O fato é que o PT se aproveitou da oportunidade e desdobrou a mobilização de artistas e produtores culturais contra o impeachment, para defender a existência do MinC, no melhor estilo petista de construir uma narrativa e encontrar uma palavra de ordem de apelo fácil. Quem defendeu o impeachment e vê o governo Temer com certa simpatia no meio cultural ficou isolado, até acuado. Algumas das mulheres convidadas para o cargo fizeram dele uma limonada, divulgando que haviam recusado o convite porque são contra a extinção do MinC; em alguns casos, também são contra o impeachment.
Não há a menor dúvida de que o governo provisório de Michel Temer revelou um ranço machista, ainda que isso não possa ser atribuído exclusivamente ao presidente interino, já que os cargos de primeiro escalão foram indicados pelos partidos, com exceção da Fazenda, da Defesa e do Palácio do Planalto, que são da cota pessoal do presidente. Mas é que Temer reservou para as mulheres os cargos de segundo escalão, mesmo que alguns sejam mais importantes do que uma pasta na Esplanada, como é o caso da Presidência do BNDES, destinada à economista Maria Sílvia Bastos Marques.
O PT se aproveitou da acefalia da Cultura e ocupou os prédios do antigo ministério em oito estados, inclusive o Palácio Gustavo Capanema, no Centro do Rio de Janeiro. O prédio é um marco da nossa arquitetura modernista, projetado por Lucio Costa, Carlos Leão, Oscar Niemeyer, Affonso Eduardo Reidy, Ernani Vasconcellos e Jorge Machado Moreira, sob supervisão de Le Corbusier, o famoso arquiteto modernista franco-suíço. O prédio foi construído durante o Estado Novo (1937-1945), para ser a sede do Ministério da Educação e da Cultura, mas somente acabou inaugurado em 1947, já na democracia. Sinal mais trocado do que esse é impossível.
Nas fotos da ocupação do Palácio Gustavo Capanema aparece o magnífico mural de azulejos pintados por Portinari na sua parte externa, que ainda preserva um jardim projetado por Burle Max. Não custa nada repetir Tom Jobim: o Brasil não é para iniciantes. Houve uma subestimação da importância da cultura na política nacional e como atividade econômica, bem como das dificuldades de lidar com um pessoal que vê o mundo com um olhar diferenciado, no qual a criatividade, a emoção e a intuição é que traduzem a realidade em forma de arte e não a simples razão, senão, qualquer um poderia ser artista.

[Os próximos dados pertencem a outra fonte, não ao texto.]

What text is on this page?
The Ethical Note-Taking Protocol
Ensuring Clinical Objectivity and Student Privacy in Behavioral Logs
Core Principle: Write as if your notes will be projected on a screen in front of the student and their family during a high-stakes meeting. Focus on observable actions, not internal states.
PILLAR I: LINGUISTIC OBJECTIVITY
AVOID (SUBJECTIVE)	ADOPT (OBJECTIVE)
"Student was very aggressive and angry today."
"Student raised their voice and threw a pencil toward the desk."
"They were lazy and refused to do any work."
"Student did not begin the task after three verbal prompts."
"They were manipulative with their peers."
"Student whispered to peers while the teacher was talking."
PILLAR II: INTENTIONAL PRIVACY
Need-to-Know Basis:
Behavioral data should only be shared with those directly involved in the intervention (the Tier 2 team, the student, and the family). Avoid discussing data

É óbvio que há muito dinheiro em jogo nessa disputa, sejam os bilhões movimentados pela Lei Rouanet, que completa 25 anos e veio para ficar. Curiosamente, foi criada em 1991 pelo embaixador Sérgio Rouanet, então secretário de Cultura do governo Collor. Somente no ano passado, movimentou R$ 1,18 bilhão. Portanto, a gritaria de tantas figuras estreladas não é gratuita. O Tribunal de Contas da União chama a atenção para o fato de que, desse montante, apenas R$ 51 milhões foram efetivamente investimentos privados na cultura, o restante — R$ 1,13 bilhão — corresponde a renúncias fiscais. É aí que rola o jogo bruto do marketing cultural. E também acontecem as maiores bizarrices, como a aprovação de projeto do maestro João Carlos Martins, em 2013, no valor de R$ 25 milhões, sem que o próprio tivesse solicitado ou sequer autorizado o pedido.

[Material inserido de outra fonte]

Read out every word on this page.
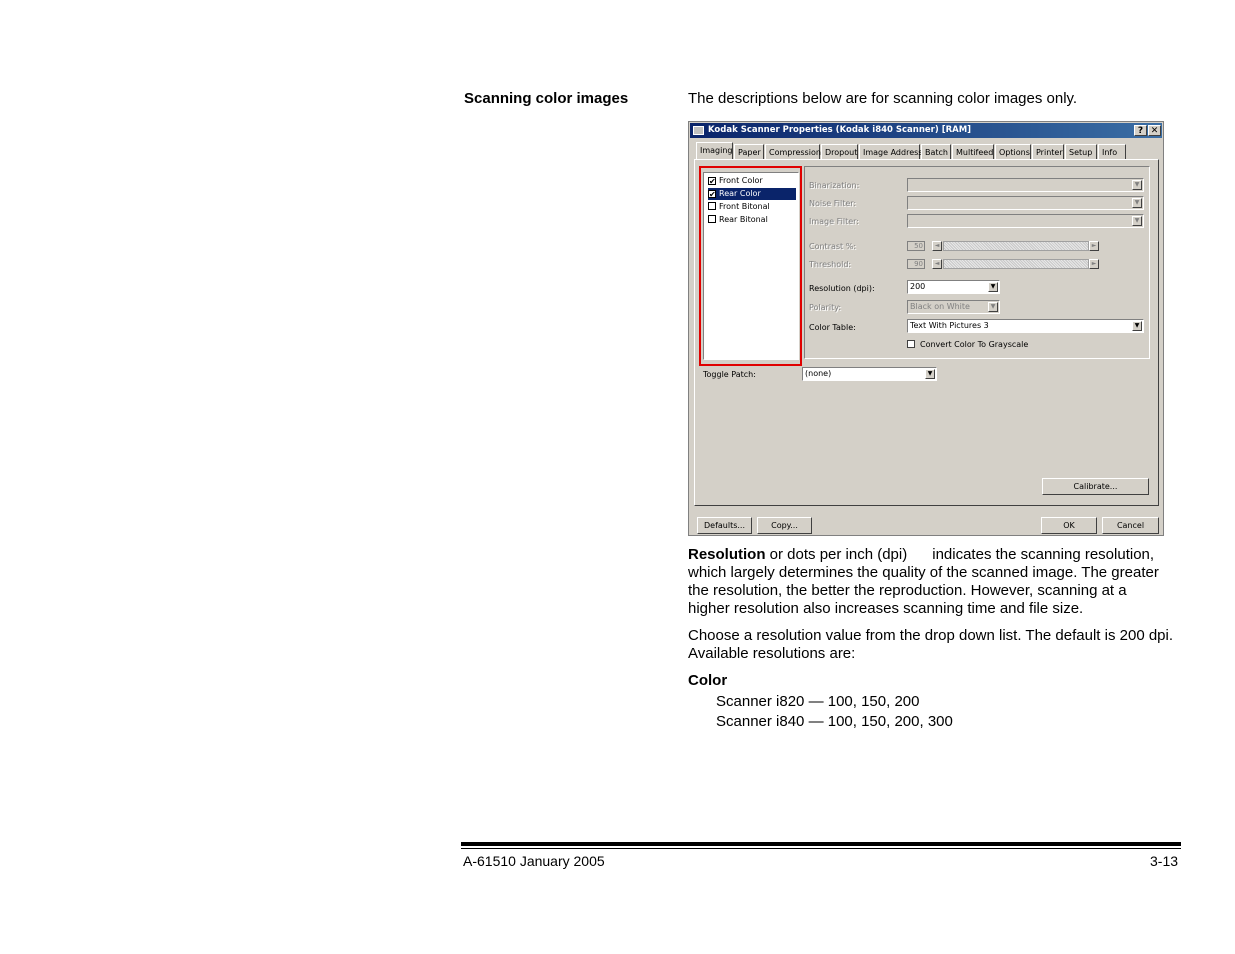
Scanning color images	The descriptions below are for scanning color images only.
Kodak Scanner Properties (Kodak i840 Scanner) [RAM]	? ✕
Imaging Paper	Compression Dropout Image Address Batch	Multifeed Options Printer Setup	Info
✔ Front Color
✔ Rear Color
Front Bitonal
Rear Bitonal
Binarization:	▼
Noise Filter:	▼
Image Filter:	▼
Contrast %:	50	◄	►
Threshold:	90	◄	►
Resolution (dpi):	200	▼
Polarity:	Black on White	▼
Color Table:	Text With Pictures 3	▼
Convert Color To Grayscale
Toggle Patch:	(none)	▼
Calibrate...
Defaults...	Copy...	OK	Cancel
Resolution or dots per inch (dpi)      indicates the scanning resolution,
which largely determines the quality of the scanned image. The greater
the resolution, the better the reproduction. However, scanning at a
higher resolution also increases scanning time and file size.
Choose a resolution value from the drop down list. The default is 200 dpi.
Available resolutions are:
Color
Scanner i820 — 100, 150, 200
Scanner i840 — 100, 150, 200, 300
A-61510 January 2005	3-13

Ontem, a Comissão de Educação do Senado, presidida pelo senador Romário (PSB-RJ), aprovou requerimento de convocação do ministro Mendonça Filho para prestar informações sobre incorporação da Cultura à Educação e a migração de suas atribuições para o MEC. Foi o primeiro sinal de que a situação estava ficando realmente fora do controle. A saída foi nomear o primeiro indicado para o posto, o cineasta João Batista de Andrade, nome sugerido pelo presidente do PPS, Roberto Freire, para o cargo de secretário nacional de Cultura. Antigo militante do PCB, vai encarar uma pedreira.